Pada eklampsia di jumpai kadar aldosteron yang rendah dan konsentrasi prolaktin yang
tinggi dari pada kehamilan normal. Aldosteron penting untuk mempertahankan volume plasma
dan mengatur retensi air dan natrium.

Pada plasenta dan uterus terjadi penurunan aliran darah ke plasenta mengakibatkan
gangguan fungsi plasenta. Pada hipertensi pertumbuhan janin terganggu sehingga terjadi gawat
janin sampai menyebabkan kematian karena kekurangan oksigenasi.

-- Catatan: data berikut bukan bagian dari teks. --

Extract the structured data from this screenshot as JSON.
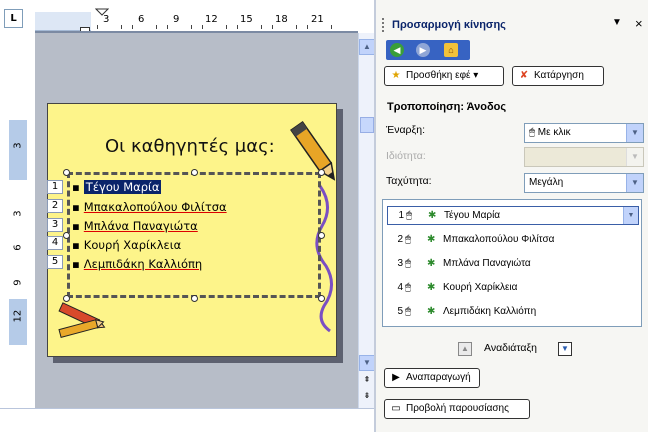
{
  "ruler": {
    "corner_label": "L",
    "top_numbers": [
      "3",
      "6",
      "9",
      "12",
      "15",
      "18",
      "21"
    ],
    "side_numbers": [
      "3",
      "3",
      "6",
      "9",
      "12"
    ]
  },
  "slide": {
    "title": "Οι καθηγητές μας:",
    "bullets": [
      {
        "num": "1",
        "text": "Τέγου Μαρία"
      },
      {
        "num": "2",
        "text": "Μπακαλοπούλου Φιλίτσα"
      },
      {
        "num": "3",
        "text": "Μπλάνα Παναγιώτα"
      },
      {
        "num": "4",
        "text": "Κουρή Χαρίκλεια"
      },
      {
        "num": "5",
        "text": "Λεμπιδάκη Καλλιόπη"
      }
    ]
  },
  "pane": {
    "title": "Προσαρμογή κίνησης",
    "menu_icon": "▼",
    "close_icon": "×",
    "add_effect_label": "Προσθήκη εφέ",
    "remove_label": "Κατάργηση",
    "section_title": "Τροποποίηση: Άνοδος",
    "start_label": "Έναρξη:",
    "start_value": "Με κλικ",
    "property_label": "Ιδιότητα:",
    "property_value": "",
    "speed_label": "Ταχύτητα:",
    "speed_value": "Μεγάλη",
    "animations": [
      {
        "num": "1",
        "name": "Τέγου Μαρία",
        "selected": true
      },
      {
        "num": "2",
        "name": "Μπακαλοπούλου Φιλίτσα",
        "selected": false
      },
      {
        "num": "3",
        "name": "Μπλάνα Παναγιώτα",
        "selected": false
      },
      {
        "num": "4",
        "name": "Κουρή Χαρίκλεια",
        "selected": false
      },
      {
        "num": "5",
        "name": "Λεμπιδάκη Καλλιόπη",
        "selected": false
      }
    ],
    "reorder_label": "Αναδιάταξη",
    "play_label": "Αναπαραγωγή",
    "slideshow_label": "Προβολή παρουσίασης"
  },
  "colors": {
    "slide_bg": "#fdf48a",
    "pane_title": "#0a246a",
    "selection": "#0a246a",
    "nav_bar": "#3763c2"
  }
}
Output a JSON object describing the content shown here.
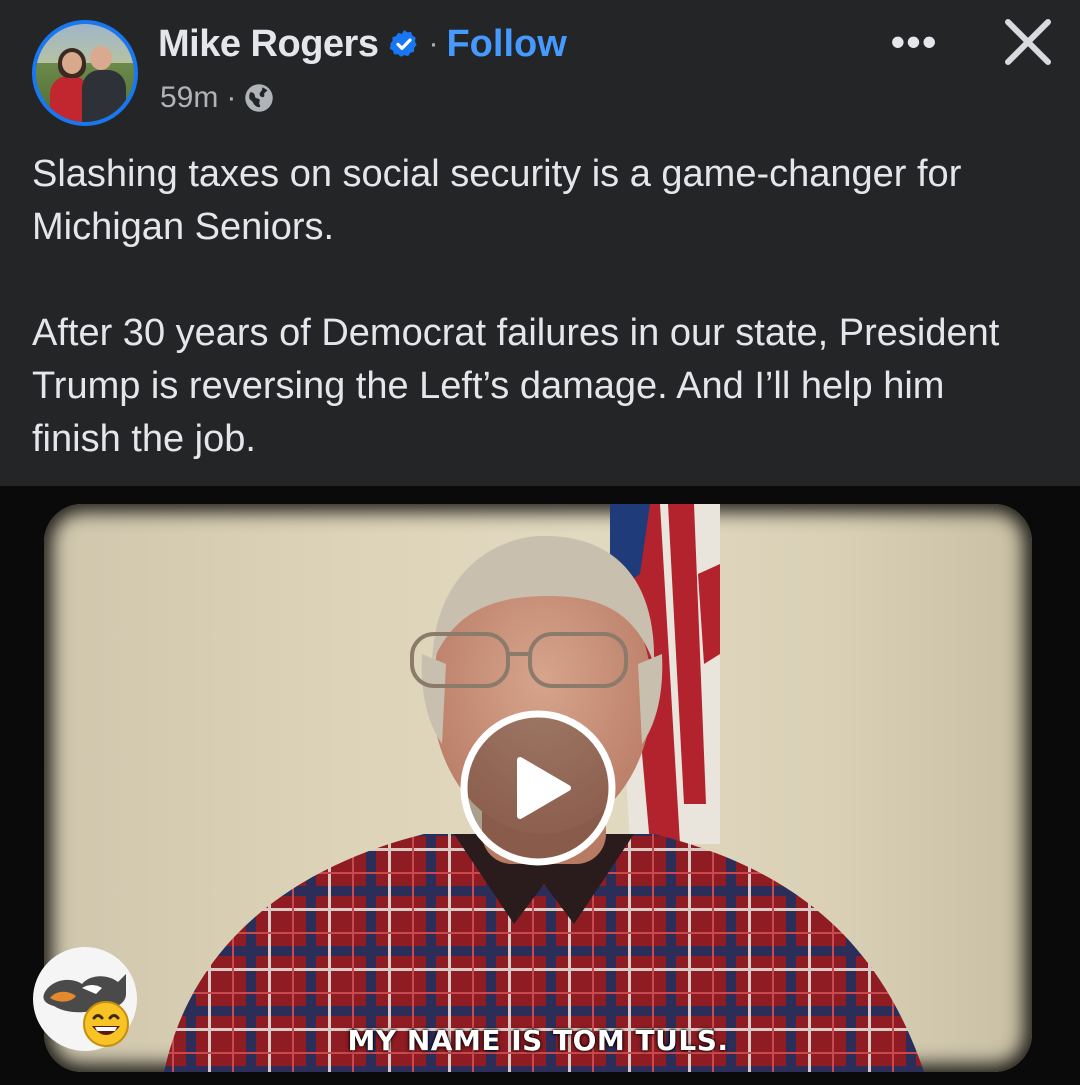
{
  "author": {
    "name": "Mike Rogers",
    "verified_icon": "verified-badge-icon",
    "follow_label": "Follow",
    "dot": "·"
  },
  "meta": {
    "time": "59m",
    "dot": "·",
    "audience_icon": "globe-icon"
  },
  "header_actions": {
    "more_label": "•••",
    "close_icon": "close-icon"
  },
  "post": {
    "paragraph_1": "Slashing taxes on social security is a game-changer for Michigan Seniors.",
    "paragraph_2": "After 30 years of Democrat failures in our state, President Trump is reversing the Left’s damage. And I’ll help him finish the job."
  },
  "video": {
    "caption": "MY NAME IS TOM TULS.",
    "play_icon": "play-icon"
  },
  "colors": {
    "background": "#242526",
    "text_primary": "#e4e6eb",
    "text_secondary": "#b0b3b8",
    "link": "#4599ff",
    "verified": "#1877f2"
  }
}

Perubahan pada ginjal disebabkan oleh aliran darah dalam ginjal menurun, sehingga
menyebabkan filtrasi glomerulus berkurang. Kelainan pada ginjal yang penting ialah dalam
hubungan dengan proteinuria dan mungkin dengan retensi garam dan air. Mekanisme retensi
garam dan air akibat perubahan dalam perbandingan antara tingkat filtrasi glomerulus dan
tingkat penyerapan kembali oleh tubulus.

Pada retina tampak edema retina, spasmus setempat atau menyeluruh pada beberapa
arteri jarang terlihat perdarahan atau eksudat. Pelepasan retina disebabkan oleh edema
intraokuler dan merupakan indikasi untuk pengakhiran kehamilan. Setelah persalinan berakhir,

12
retina melekat lagi dalam 2 hari samapai 2 bulan. Skotoma, diplopia, dan ambiliopia merupakan
gejala yang menunjukkan akan terjadinya eklampsia. Keadaan ini disebabkan oleh perubahan
aliran darah dalam pusat penglihatan di korteks serebri atau dalam retina.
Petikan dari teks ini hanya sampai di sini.